価格の種類 | 〜2020年9月30日 | 2020年10月1日〜 | 2023年10月1日〜 |
店頭販売価格 | 545円 | 553円 | 561円 (予想) |
小売希望価格 | 660円 | 660円 | 660円 (予想) |
少し前の話になりますが2018年4月には、税制改正とは関係なく、各国ワイナリーの蔵出し価格の上昇等を理由に小売希望価格が改定された実績はありますが、それ以後、小売希望価格の改定は行われていません。

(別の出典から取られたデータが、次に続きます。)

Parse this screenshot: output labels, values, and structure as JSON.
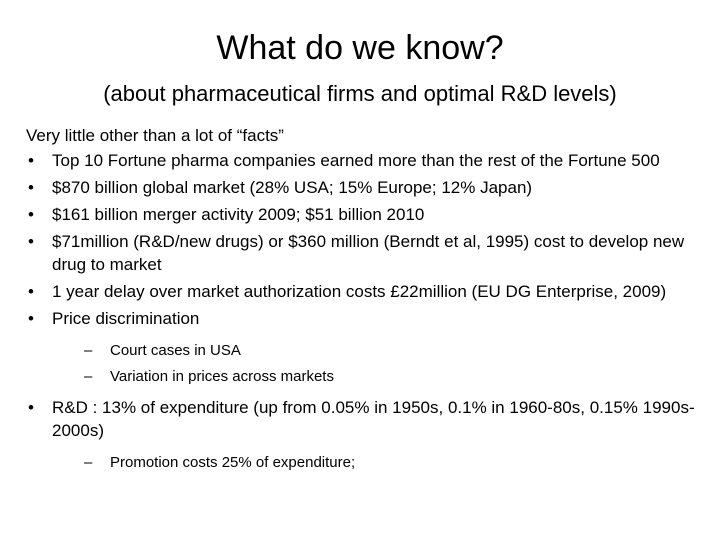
{
  "title": "What do we know?",
  "subtitle": "(about pharmaceutical firms and optimal R&D levels)",
  "intro": "Very little other than a lot of “facts”",
  "bullet_glyph": "•",
  "dash_glyph": "–",
  "bullets": [
    "Top 10 Fortune pharma companies earned more than the rest of the Fortune 500",
    "$870 billion global market (28% USA; 15% Europe; 12% Japan)",
    "$161 billion merger activity 2009; $51 billion 2010",
    "$71million (R&D/new drugs) or $360 million (Berndt et al, 1995) cost to develop new drug to market",
    "1 year delay over market authorization costs £22million (EU DG Enterprise, 2009)",
    "Price discrimination",
    "R&D : 13% of expenditure (up from 0.05% in 1950s, 0.1% in 1960-80s, 0.15% 1990s-2000s)"
  ],
  "sub_bullets_price": [
    "Court cases in USA",
    "Variation in prices across markets"
  ],
  "sub_bullets_rd": [
    "Promotion costs 25% of expenditure;"
  ]
}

https://www.asahibeer.co.jp/news/2017/1206.html
2020年5月19日付で、2020年10月1日に施行される酒税税率改正に伴い、国内で販売するビール・新ジャンルの全ブランド、発泡酒(麦芽比率50%以上)、ワイン(アルコール10度未満の発泡性を有するワイン・甘味果実酒を除く)を対象に、生産者価格(コンビニにおけるワインの仕入価格)は2020年10月1日より改定される旨がアサヒビールよりプレスリリースされています。
https://www.asahibeer.co.jp/news/2020/0519.html
2023年10月にも酒税の見直しが予定されていますが、生産者価格および店頭販売価格は変更される可能性は高いと想定されます。
今後の販売価格は、コンビニの販売価格で確認可能なところでありますので、酒税の見直しが店頭販売価格に素直に価格転嫁されるのか、注目していきたいと思います。